Teleost multiple tissue (tmt) opsin: a candidate photopigment regulating the peripheral clocks of zebrafish?

Abstract

Isolated organs and cell lines from zebrafish exhibit circadian oscillations in clock gene expression that can be entrained to a 24-h light/dark cycle. The mechanism underlying this cellular photosensitivity is unknown. We report the identification of a novel opsin family, tmt-opsin, that has a genomic structure characteristic of vertebrate photopigments, an amino acid identity equivalent to the known photopigment opsins, and the essential residues required for photopigment function. Significantly, tmt-opsin is expressed in a wide variety of neural and non-neural tissues, including a zebrafish embryonic cell line that exhibits a light entrainable clock. Collectively the data suggest that tmt-opsin is a strong candidate for the photic regulation of zebrafish peripheral clocks.

Introduction

The primary role of the circadian system is to anticipate change so that physiology can be ‘fine-tuned’ in advance of a periodic environment. The ability to anticipate environmental changes enables an organism to exploit the new circumstances without the delay inherent in a reactive response. For the circadian system to have any survival value, however, it must remain synchronised or entrained to the solar day, and the systematic daily change in the irradiance of light at dawn or dusk provides the most reliable indicator of the phase of the day. As a result, most organisms have evolved to use the twilight transition as the primary zeitgeber to adjust circadian phase (photoentrainment) [47]. In mammals, and probably all vertebrates, the mechanism for the generation of a 24-h oscillation appears to involve a core set of clock genes (per’s and crys’s), which code for proteins that feedback to inhibit their own transcription [48]. Photoentrainment involves the alignment of this molecular oscillation to dawn and dusk, and in all vertebrates appears to be effected by specialised non-image forming photoreceptors.
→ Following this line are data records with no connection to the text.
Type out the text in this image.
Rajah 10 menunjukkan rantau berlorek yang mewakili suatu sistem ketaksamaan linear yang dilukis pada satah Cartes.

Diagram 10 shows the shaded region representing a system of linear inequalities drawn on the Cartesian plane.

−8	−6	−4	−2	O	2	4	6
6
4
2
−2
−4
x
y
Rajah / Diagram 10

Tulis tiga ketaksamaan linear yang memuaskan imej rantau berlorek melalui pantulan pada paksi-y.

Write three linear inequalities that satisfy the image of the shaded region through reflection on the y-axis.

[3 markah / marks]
For example, in mammals specialised non-rod, non-cone photoreceptors and photopigment within the eye provide the dominant light input to the SCN (for full discussion see [5], [19], [23], [24], [31]). Whilst in non-mammals, specialised non-image forming photopigments within the eye, pineal and brain have been either shown or implicated in entrainment [18], [51].
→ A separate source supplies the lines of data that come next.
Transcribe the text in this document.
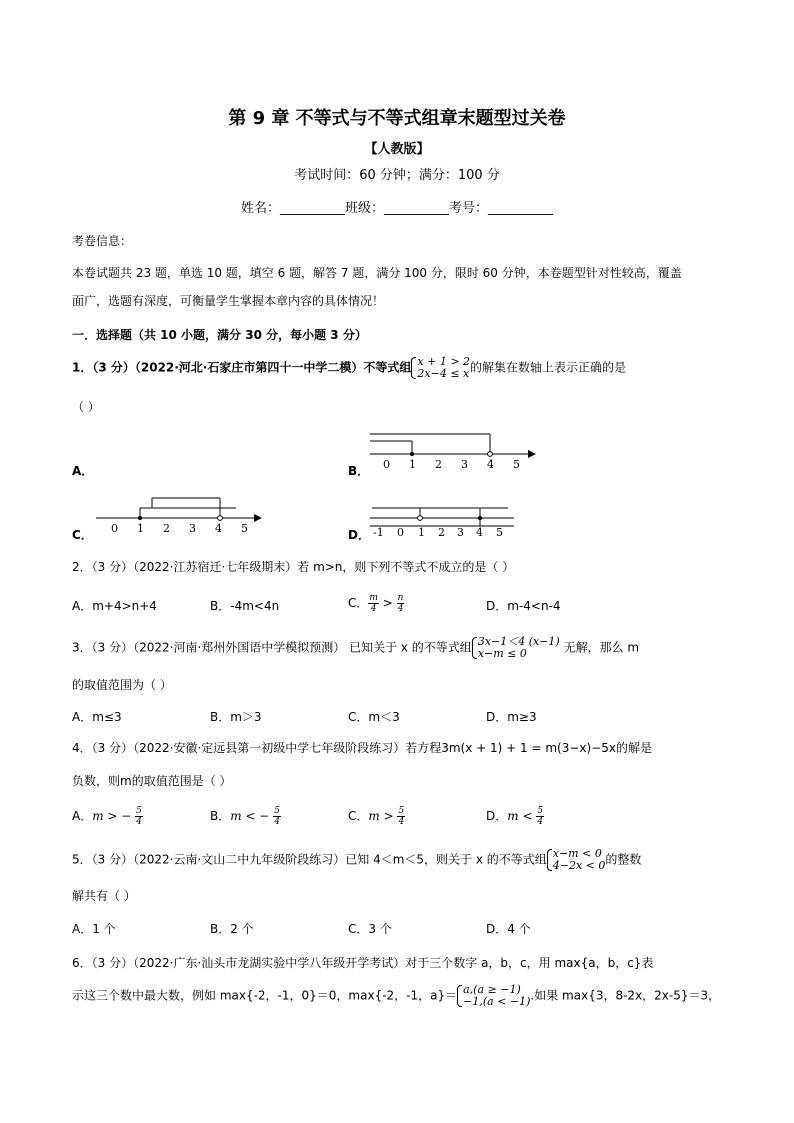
第 9 章 不等式与不等式组章末题型过关卷
【人教版】
考试时间：60 分钟；满分：100 分
姓名：__________班级：__________考号：__________
考卷信息：
本卷试题共 23 题，单选 10 题，填空 6 题，解答 7 题，满分 100 分，限时 60 分钟，本卷题型针对性较高，覆盖
面广，选题有深度，可衡量学生掌握本章内容的具体情况！
一．选择题（共 10 小题，满分 30 分，每小题 3 分）
1．（3 分）（2022·河北·石家庄市第四十一中学二模）不等式组 x + 1 > 2
2x−4 ≤ x 的解集在数轴上表示正确的是
（ ）
A．	B． 0 1 2 3 4 5
C．	D．
0 1 2 3 4 5	-1 0 1 2 3 4 5
2．（3 分）（2022·江苏宿迁·七年级期末）若 m>n，则下列不等式不成立的是（ ）
A．m+4>n+4	B．-4m<4n	C． $\frac{m}{4} > \frac{n}{4}$	D．m-4<n-4
3．（3 分）（2022·河南·郑州外国语中学模拟预测） 已知关于 x 的不等式组 3x−1＜4 (x−1)
x−m ≤ 0	无解，那么 m
的取值范围为（ ）
A．m≤3	B．m＞3	C．m＜3	D．m≥3
4．（3 分）（2022·安徽·定远县第一初级中学七年级阶段练习）若方程3m(x + 1) + 1 = m(3−x)−5x的解是
负数，则m的取值范围是（ ）
A．m > − $\frac{5}{4}$	B．m < − $\frac{5}{4}$	C．$m > \frac{5}{4}$	D．$m < \frac{5}{4}$
5．（3 分）（2022·云南·文山二中九年级阶段练习）已知 4＜m＜5，则关于 x 的不等式组 x−m < 0
4−2x < 0 的整数
解共有（ ）
A．1 个	B．2 个	C．3 个	D．4 个
6．（3 分）（2022·广东·汕头市龙湖实验中学八年级开学考试）对于三个数字 a，b，c，用 max{a，b，c}表
示这三个数中最大数，例如 max{-2，-1，0}＝0，max{-2，-1，a}＝ a,(a ≥ −1)
−1,(a < −1) .如果 max{3，8-2x，2x-5}＝3，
Until recently, circadian clocks were thought to reside exclusively within discrete regions of the central nervous system, such as the suprachiasmatic nuclei (SCN) of mammals [44] or the pineal of non-mammals [55]. However, since 1998 results have accumulated showing that a variety of tissues can show rhythmic patterns of clock gene expression, even when isolated from central clocks such as the SCN or pineal. The first of these studies involved an investigation of an immortalised cell line of rat fibroblast and hepatocyte. When these cells were ‘shocked’ by exposure to 50% horse serum in vitro they exhibited oscillations in clock gene expression for several cycles [2]. In more recent experiments rhythmic clock gene expression was monitored in organ culture using period-luciferase transgenic rats [53]. Several 24-h cycles of clock gene expression were observed in these isolated organs before rhythms damped and disappeared. In these studies, light was incapable of entraining the patterns of clock gene expression [53], supporting the notion that mammalian photoentrainment is mediated exclusively by ocular photoreceptors [16]. Entrainment of these peripheral clocks is thought to be via the SCN utilising both humoral and non-humoral pathways [2], [53]. Thus the SCN clock does not appear to drive rhythmicity in peripheral tissues, but rather acts to entrain and sustain the rhythmicity of molecular oscillators in the periphery (for reviews see [10]).

Parallel studies in zebrafish have shown a more advanced pattern of circadian decentralisation. Individual organs and tissues show robust 24-h patterns of clock gene expression, and unlike mammalian tissues, these rhythms will continue for many cycles in vitro without damping out [57]. Perhaps more surprising, however, is that these rhythms in clock gene expression appear to be entrained by light [39], [57]. As a result, peripheral organs, tissues and cells must contain a photopigment and signal transduction cascade that is capable of mediating these effects of light on the molecular machinery of the clock. Several novel opsin gene families have been isolated from the non-mammalian vertebrates. These genes include pinopsin (P-opsin) [37], VA opsin [51], and melanopsin [6], [42]. All of these genes have been localised to eyes and brain, and have been variously implicated in circadian entrainment, but none are known to be expressed outside the central nervous system.

In an effort to characterise the peripheral photoreceptors from teleost fish, we screened genomic libraries from both Fugu (Fugu rubripes) and zebrafish (Danio rerio). These screens identified a novel opsin expressed in a wide variety of tissues, and we have tentatively named this new gene family the teleost multiple tissue (tmt) opsins. The expression of this gene is found throughout most tissues, including embryonic cell lines. Significantly, this gene is expressed in cell lines that possess a light entrainable clock. Collectively, the patterns of tmt-opsin tissue expression, the deduced structural features of the protein, and the structure of the tmt-opsin gene, make this a strong candidate for the photic regulation of the peripheral clocks in zebrafish.